Sono quasi 300 milioni i cristiani che vivono in terre di persecuzione

Pubblicato il nuovo studio di Aiuto alla Chiesa che Soffre “Perseguitati più che mai. Focus sulla persecuzione anticristiana tra il 2017 e il 2019”.

Le persecuzioni contro i cristiani, il gruppo religioso che ne soffre maggiormente nel mondo, non smettono di aumentare. Sono quasi trecento milioni quelli che vivono in Paesi dove professare la propria fede in Cristo è pericoloso. Dopo i duri attacchi militari al fondamentalismo islamista in Medio Oriente, la violenza degli estremisti jihadisti si è spostata in Africa e in Asia meridionale ed orientale.

È quanto emerge dal nuovo studio della fondazione pontificia Aiuto alla Chiesa che Soffre Perseguitati più che mai. Focus sulla persecuzione anticristiana tra il 2017 e il 2019, che ha analizzato le situazioni dei venti Stati che destano maggiore preoccupazione per le minoranze cristiane. A Siria, Iraq, Arabia Saudita, Iran, Pakistan, India, Myanmar, Cina, Corea del Nord, Filippine e Indonesia in Asia ed Egitto, Eritrea, Sudan, Niger, Nigeria e Repubblica Centrafricana in Africa, si sono aggiunti, nel periodo in esame, Sri Lanka, Camerun e Burkina Faso.

Il motivo principale di questo spostamento delle persecuzioni è dovuto alla sconfitta dello Stato Islamico nel nord dell’Iraq e in gran parte della Siria. Il terrorismo è, così, semplicemente migrato in altre aree del mondo: il solo uso della violenza non risolve i problemi. Così, gli attacchi anticristiani più eclatanti dalla metà del 2017 si sono verificati in Asia meridionale e orientale. In Sri Lanka, nel giorno di Pasqua sono state uccise 258 persone.

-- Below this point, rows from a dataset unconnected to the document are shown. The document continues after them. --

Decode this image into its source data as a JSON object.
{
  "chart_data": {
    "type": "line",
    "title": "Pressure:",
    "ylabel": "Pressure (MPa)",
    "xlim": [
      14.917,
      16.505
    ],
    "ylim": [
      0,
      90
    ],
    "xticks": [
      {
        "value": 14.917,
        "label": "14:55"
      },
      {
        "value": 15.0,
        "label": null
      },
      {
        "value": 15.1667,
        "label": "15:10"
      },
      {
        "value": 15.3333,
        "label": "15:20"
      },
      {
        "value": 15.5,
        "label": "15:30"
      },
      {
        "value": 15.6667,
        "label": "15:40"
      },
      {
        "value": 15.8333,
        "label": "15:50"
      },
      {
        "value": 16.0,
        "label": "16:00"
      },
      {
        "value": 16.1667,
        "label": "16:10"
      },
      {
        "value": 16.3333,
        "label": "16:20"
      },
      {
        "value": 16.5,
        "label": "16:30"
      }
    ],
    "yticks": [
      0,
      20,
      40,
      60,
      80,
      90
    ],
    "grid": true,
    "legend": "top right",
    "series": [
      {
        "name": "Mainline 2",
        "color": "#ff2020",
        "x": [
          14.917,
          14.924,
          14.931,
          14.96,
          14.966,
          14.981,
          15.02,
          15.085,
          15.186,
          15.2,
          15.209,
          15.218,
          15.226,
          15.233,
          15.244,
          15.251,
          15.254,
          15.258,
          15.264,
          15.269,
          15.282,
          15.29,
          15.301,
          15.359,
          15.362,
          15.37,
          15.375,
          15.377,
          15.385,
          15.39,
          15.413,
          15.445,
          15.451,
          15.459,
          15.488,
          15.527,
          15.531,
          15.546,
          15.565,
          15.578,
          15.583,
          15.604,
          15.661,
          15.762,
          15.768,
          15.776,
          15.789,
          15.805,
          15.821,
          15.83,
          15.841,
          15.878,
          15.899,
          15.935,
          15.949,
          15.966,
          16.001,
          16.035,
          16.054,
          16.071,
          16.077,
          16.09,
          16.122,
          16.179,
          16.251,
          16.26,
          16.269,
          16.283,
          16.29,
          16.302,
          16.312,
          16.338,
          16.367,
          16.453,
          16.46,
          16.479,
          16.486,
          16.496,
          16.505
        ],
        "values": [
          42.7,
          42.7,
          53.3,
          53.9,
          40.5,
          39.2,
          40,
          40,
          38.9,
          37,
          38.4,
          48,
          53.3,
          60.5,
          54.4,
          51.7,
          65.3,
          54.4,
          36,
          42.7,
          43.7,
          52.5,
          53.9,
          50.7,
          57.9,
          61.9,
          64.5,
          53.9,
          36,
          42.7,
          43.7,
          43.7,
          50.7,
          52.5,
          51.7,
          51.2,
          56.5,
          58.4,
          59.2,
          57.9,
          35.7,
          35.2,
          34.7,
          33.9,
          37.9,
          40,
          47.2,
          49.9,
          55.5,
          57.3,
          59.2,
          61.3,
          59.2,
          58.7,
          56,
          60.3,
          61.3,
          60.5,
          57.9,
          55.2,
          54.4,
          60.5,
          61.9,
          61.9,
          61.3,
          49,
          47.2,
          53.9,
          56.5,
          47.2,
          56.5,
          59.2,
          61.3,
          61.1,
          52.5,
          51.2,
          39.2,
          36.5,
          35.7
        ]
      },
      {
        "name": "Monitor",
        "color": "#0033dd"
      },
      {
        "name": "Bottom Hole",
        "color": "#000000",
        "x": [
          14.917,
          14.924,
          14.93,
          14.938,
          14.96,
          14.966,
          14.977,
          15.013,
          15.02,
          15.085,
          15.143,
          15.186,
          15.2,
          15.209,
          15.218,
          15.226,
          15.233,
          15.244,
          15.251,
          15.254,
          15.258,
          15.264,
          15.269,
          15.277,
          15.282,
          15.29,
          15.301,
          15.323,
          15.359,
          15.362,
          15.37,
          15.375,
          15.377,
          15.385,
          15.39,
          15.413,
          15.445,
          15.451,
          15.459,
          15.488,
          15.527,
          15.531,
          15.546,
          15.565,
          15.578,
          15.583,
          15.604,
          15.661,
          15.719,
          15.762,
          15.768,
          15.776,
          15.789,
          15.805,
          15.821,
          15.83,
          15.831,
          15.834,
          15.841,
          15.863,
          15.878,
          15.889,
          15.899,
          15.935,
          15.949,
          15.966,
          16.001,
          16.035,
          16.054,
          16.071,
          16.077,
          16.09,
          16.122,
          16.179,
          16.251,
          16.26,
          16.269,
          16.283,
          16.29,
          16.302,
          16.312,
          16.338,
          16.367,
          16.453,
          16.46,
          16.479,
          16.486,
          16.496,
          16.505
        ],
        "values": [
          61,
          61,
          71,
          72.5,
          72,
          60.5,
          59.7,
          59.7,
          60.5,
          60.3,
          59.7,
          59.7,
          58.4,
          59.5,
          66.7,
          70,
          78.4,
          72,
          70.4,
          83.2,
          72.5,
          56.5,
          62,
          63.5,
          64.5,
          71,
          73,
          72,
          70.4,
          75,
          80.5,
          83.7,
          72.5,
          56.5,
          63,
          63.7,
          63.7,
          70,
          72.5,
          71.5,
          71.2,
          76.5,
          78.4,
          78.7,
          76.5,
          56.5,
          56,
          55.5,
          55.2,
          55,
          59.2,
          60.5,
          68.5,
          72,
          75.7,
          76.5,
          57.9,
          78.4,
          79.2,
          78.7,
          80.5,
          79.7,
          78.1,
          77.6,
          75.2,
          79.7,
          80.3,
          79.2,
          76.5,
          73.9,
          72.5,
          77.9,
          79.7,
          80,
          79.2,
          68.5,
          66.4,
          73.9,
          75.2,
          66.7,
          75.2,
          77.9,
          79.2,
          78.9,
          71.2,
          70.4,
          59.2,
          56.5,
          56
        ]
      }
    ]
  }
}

In Africa la situazione è altamente drammatica, perché sempre più formazioni jihadiste colpiscono i cristiani in sempre più Paesi. E il prezzo lo pagano anche i sacerdoti e i religiosi: dei diciannove uccisi nel mondo nel 2019 (diciotto sacerdoti e una suora), quindici sono stati assassinati nel continente africano, di cui tre in Burkina Faso.

Purtroppo, le migliorate relazioni diplomatiche tra i capi delle nazioni occidentali e i loro omologhi di regimi come quelli della Corea del Nord o della Cina non devono far pensare a miglioramenti delle condizioni dei cristiani in queste nazioni. Ai trattati di cooperazione economica non corrisponde un allentamento della persecuzione religiosa.